Reflection in the Situation -- Diagram by Gordon L. Ziniewicz


Problematic situation: Something causes one to stop doing what one was doing. The usual routine of following habit is interrupted. There is a dilemma, a perplexity. The situation is problematic.


Reflect: Divert energy from overt action to inner mental action or thought. The momentum of action turns inward (one stops to think). Use past information and experience (personal and collective) to understand the present and to project the future. Anticipate what will happen if things go on without doing something to change them.


Face the facts: Analyze the situation to find out what has gone wrong and why. Look at the facts of the situation. Understand the problem. Identify obstacles and resources. Obstacles are conditions that impede or work against progress toward the end or purpose. Resources are conditions that facilitate or enable progress toward the end or purpose. Be keenly aware of what is really going on, including other human beings and their actions. Be aware of even small things that might be affecting the situation.


Project goal or purpose: Imagine a favorable possible outcome for the present problematic situation. The mind runs ahead to imaginary completion, unity, harmony, resolution. Project ends and ideals. Know where you were headed.


Change the end, purpose, or goal in the light of a new assessment of actual conditions. Modify your expectations to reflect reality. Make your goals reality-based. Project new possible ends (new headings).

Reassess the facts of the situation: Take another look at the actual conditions in the situation to determine how they relate to new "projected" ends or purposes. Determine which conditions seem more favorable (as means or resources) as a result of this "new look." Look back to the facts to find appropriate means. Change one's understanding of the problem in the light of new aims and new possible directions.

Revise purposes with observation of the facts, and reinterpret facts in the light of purposes.

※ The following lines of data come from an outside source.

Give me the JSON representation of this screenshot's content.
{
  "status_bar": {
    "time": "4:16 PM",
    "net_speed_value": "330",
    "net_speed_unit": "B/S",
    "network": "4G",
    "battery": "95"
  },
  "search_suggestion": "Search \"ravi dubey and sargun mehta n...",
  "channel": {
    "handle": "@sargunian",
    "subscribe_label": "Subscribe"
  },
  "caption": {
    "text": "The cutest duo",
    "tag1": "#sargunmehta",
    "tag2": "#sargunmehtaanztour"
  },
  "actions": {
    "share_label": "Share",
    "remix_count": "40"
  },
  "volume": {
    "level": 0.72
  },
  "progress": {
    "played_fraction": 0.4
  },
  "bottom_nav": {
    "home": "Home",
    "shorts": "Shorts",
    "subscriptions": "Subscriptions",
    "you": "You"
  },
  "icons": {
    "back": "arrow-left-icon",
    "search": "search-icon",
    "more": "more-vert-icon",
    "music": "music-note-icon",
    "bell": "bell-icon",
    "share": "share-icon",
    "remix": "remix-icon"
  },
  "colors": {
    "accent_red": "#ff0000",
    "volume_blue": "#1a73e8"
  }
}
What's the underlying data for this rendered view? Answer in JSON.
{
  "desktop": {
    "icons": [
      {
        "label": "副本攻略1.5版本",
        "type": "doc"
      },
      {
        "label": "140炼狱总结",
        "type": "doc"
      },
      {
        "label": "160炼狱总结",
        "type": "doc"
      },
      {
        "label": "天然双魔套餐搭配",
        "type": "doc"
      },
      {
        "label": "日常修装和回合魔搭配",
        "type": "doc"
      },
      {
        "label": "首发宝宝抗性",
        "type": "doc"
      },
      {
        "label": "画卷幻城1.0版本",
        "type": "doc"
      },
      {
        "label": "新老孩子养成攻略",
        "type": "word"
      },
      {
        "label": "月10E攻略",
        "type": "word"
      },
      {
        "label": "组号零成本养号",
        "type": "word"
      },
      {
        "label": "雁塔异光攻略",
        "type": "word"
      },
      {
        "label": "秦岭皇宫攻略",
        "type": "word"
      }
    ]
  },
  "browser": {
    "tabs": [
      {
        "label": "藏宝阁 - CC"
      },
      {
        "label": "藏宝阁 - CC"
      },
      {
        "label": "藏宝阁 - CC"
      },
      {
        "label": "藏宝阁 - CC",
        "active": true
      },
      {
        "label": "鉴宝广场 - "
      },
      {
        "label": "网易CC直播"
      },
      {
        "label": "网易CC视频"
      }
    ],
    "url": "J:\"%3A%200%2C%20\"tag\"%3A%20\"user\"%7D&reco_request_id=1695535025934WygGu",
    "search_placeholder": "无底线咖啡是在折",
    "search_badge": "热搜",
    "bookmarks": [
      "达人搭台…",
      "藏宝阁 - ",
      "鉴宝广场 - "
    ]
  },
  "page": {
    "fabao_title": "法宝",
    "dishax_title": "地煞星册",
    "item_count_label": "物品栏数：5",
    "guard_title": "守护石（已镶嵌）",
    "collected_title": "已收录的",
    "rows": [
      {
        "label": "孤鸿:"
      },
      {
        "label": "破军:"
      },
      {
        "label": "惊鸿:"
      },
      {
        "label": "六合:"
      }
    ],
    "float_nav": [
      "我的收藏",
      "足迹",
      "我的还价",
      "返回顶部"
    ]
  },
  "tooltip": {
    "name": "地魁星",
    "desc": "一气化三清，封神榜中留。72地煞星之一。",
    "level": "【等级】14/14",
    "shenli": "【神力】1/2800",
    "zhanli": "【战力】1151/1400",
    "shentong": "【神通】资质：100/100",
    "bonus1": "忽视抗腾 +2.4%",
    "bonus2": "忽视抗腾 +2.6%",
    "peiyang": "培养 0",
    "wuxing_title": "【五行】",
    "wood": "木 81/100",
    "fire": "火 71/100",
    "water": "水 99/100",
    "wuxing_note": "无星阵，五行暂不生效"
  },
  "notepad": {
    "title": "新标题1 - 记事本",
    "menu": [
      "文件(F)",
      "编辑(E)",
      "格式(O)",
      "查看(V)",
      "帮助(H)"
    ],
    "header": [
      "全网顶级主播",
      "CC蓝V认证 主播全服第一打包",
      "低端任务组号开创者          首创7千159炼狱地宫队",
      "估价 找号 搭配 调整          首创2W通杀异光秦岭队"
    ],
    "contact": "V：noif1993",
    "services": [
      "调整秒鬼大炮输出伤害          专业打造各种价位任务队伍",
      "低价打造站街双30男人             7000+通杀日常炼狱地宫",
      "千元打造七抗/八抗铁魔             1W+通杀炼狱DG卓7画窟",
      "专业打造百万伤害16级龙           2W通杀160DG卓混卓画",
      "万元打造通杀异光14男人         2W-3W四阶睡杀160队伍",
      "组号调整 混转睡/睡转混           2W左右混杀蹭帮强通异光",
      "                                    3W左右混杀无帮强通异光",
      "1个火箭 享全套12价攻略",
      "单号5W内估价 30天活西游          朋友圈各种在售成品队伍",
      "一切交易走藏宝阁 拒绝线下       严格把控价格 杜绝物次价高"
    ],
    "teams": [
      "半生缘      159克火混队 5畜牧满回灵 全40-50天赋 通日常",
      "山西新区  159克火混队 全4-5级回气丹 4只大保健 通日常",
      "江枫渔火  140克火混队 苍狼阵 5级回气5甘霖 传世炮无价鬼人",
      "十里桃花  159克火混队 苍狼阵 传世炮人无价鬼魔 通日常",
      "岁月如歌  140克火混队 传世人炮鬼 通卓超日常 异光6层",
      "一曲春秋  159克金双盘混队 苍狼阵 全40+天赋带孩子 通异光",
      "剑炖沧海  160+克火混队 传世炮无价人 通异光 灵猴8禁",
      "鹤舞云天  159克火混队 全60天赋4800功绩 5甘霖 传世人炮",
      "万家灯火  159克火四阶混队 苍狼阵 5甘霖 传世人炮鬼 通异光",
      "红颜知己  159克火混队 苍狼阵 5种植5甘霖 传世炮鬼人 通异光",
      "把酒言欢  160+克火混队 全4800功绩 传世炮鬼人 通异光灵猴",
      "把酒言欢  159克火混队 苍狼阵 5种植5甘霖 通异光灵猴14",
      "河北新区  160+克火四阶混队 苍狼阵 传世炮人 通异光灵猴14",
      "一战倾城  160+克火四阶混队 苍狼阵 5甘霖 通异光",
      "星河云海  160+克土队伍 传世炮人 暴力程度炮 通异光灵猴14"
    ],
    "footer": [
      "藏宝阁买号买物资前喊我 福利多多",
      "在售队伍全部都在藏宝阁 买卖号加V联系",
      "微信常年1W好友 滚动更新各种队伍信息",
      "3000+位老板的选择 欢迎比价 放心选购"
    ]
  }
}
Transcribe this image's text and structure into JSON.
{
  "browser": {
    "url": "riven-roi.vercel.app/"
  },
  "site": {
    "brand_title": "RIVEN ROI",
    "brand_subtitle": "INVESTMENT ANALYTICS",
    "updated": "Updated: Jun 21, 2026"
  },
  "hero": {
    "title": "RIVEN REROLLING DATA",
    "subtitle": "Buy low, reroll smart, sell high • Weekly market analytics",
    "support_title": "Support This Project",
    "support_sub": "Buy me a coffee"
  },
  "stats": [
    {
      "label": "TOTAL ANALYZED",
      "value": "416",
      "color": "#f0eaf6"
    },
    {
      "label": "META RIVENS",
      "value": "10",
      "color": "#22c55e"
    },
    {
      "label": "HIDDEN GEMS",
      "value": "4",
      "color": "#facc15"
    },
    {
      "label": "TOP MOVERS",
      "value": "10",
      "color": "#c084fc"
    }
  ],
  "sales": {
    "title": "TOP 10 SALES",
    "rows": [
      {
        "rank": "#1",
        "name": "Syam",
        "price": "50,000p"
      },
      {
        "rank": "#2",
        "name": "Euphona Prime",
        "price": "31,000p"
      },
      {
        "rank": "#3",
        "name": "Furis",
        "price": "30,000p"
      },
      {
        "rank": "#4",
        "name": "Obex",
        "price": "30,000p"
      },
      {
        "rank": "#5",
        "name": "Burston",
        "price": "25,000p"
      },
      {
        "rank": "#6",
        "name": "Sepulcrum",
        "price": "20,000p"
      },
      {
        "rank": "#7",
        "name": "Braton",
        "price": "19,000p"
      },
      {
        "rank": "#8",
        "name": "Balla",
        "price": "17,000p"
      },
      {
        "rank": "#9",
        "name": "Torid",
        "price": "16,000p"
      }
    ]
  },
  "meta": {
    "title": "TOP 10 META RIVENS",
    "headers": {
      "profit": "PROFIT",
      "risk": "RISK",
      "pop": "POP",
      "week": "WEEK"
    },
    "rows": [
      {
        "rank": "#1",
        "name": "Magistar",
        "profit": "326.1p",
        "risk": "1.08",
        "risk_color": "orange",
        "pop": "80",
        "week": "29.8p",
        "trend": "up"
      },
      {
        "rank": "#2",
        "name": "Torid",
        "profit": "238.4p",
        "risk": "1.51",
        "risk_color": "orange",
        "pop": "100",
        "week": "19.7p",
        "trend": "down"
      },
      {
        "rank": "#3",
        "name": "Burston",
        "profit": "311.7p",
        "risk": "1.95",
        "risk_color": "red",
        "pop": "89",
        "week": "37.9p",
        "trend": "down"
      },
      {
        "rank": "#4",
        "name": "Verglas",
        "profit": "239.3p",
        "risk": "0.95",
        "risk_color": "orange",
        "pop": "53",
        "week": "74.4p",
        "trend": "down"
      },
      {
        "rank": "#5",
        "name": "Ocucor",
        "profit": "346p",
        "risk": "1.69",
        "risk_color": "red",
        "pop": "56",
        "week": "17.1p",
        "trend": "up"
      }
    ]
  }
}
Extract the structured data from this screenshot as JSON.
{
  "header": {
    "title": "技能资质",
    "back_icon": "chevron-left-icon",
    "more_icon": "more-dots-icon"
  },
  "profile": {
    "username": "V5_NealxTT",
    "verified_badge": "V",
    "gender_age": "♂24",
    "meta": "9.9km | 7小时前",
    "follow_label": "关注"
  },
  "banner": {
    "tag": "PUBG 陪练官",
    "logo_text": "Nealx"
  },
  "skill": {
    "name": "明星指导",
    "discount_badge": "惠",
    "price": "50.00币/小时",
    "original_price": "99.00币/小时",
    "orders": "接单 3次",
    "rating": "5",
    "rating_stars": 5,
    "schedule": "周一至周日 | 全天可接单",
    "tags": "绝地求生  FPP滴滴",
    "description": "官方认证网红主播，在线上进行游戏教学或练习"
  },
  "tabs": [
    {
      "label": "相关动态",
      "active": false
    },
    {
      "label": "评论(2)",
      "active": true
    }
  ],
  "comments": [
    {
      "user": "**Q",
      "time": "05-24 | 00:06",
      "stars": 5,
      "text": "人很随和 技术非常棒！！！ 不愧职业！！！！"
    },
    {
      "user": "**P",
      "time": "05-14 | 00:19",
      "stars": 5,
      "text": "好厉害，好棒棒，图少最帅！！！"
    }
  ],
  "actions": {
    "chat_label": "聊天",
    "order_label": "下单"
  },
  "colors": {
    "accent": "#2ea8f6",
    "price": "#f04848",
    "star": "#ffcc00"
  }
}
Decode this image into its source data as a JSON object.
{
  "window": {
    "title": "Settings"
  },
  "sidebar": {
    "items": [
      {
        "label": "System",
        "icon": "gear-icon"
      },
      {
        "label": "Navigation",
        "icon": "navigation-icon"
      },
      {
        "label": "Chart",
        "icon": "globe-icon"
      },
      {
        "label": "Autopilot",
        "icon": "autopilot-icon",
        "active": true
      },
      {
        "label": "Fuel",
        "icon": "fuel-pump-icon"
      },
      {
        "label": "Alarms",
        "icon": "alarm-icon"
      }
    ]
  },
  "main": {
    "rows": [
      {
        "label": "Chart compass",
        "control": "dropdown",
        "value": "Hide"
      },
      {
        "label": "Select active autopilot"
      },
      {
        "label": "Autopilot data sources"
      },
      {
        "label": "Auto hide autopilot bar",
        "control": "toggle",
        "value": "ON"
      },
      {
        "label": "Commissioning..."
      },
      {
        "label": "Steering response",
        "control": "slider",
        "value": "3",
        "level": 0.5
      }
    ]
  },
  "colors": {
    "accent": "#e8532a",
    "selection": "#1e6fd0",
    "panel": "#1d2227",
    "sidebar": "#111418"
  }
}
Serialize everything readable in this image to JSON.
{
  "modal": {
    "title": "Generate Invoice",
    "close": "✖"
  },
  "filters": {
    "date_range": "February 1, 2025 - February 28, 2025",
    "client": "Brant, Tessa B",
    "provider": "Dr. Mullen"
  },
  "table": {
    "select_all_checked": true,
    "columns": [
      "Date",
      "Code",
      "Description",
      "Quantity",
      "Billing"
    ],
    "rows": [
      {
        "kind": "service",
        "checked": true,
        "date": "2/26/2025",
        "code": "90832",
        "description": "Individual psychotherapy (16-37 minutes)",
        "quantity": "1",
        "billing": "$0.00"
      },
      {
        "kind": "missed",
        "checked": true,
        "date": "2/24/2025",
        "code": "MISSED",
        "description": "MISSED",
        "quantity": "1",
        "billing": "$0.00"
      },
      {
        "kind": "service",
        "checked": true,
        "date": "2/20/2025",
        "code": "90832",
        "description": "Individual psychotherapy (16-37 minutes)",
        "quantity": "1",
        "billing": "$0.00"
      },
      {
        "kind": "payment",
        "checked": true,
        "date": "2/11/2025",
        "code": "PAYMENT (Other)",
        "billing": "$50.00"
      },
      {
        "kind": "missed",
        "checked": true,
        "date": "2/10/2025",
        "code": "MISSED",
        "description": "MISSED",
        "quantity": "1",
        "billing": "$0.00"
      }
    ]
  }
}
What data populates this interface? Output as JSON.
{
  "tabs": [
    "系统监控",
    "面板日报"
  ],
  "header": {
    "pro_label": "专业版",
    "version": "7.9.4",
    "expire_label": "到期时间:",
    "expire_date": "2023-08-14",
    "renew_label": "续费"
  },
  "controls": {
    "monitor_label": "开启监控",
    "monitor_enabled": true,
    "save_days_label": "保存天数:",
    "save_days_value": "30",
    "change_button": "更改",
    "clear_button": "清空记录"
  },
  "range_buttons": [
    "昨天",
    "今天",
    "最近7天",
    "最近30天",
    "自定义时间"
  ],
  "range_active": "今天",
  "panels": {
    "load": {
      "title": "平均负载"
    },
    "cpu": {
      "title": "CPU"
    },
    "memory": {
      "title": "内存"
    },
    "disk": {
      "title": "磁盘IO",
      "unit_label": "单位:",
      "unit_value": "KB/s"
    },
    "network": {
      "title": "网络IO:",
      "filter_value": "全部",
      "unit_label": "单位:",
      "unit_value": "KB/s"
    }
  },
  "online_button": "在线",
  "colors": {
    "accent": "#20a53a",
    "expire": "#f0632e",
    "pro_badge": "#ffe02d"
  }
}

Think of alternative courses of action: Imagine and weigh alternative possible courses of action. Think of what can be done in the light of present conditions (obstacles and resources). Think of a variety of "ways" out of the situation which will resolve the present conflict in the best way possible.

Test each possible course of action in the imagination: It is better (safer) to experiment in the imagination before experimenting in overt action (less harm is done). It is hard to undo overt action.

Imagine what would happen if you followed each course of action. Test each possible course of action in the imagination to see how it might turn out (possible consequences). Examine the likelihood that each course of action will bring about the end or purpose sought (desirable favorable outcome)

Weigh each course of action in the light of actual conditions (obstacles and resources) in the situation. Given the present circumstances, what is possible (in a practical sense), and what is not?

Evaluate each course of action in the light of standards, values, or principles. Consider each course of action and its possible consequences in the light of guidelines worked out from personal experience with the help of custom. Principles are guidelines or maps that help us figure out which way to go. Just as maps drawn by explorers help us to find our way in unfamiliar territory, so principles worked out by others can help us decide what to do.


Choose the best possible course of action:

  • Rule out courses of action --
    • that will make things worse.
    • that will increase obstacles or reduce resources for future action.
    • that contradict values or principles.
  • Judge which possible course of action best fits the actual situation, hits the nail on the head, is most likely to solve the problem.

Judgment: The art or skill of making good decisions. The more good decisions we make, the better we get at making good decisions. Bad decisions (mistakes) are helpful, if we learn from them. Understanding what we did wrong helps us understand what we should have done.


Return from thought to overt action: Set out in the new direction mapped by reflection. Do something (or nothing, if that is the best "course of action").


Reflect again: Assess the new situation Did things work out for the best? Insofar as actual outcomes differ from anticipated outcomes, try to figure out why. Initiate new reflection. Learn from mistakes. Consider the short-term and long-term consequences of present actions. Ask yourself: What went wrong? Should I have acted differently? Are things better or worse? Am I better or worse? What about the future? Have I created new obstacles? Have I opened up new possibilities? What still needs to be done? Should guidelines or principles (maps) be revised in the light of these new facts or outcomes? Should purposes be reframed?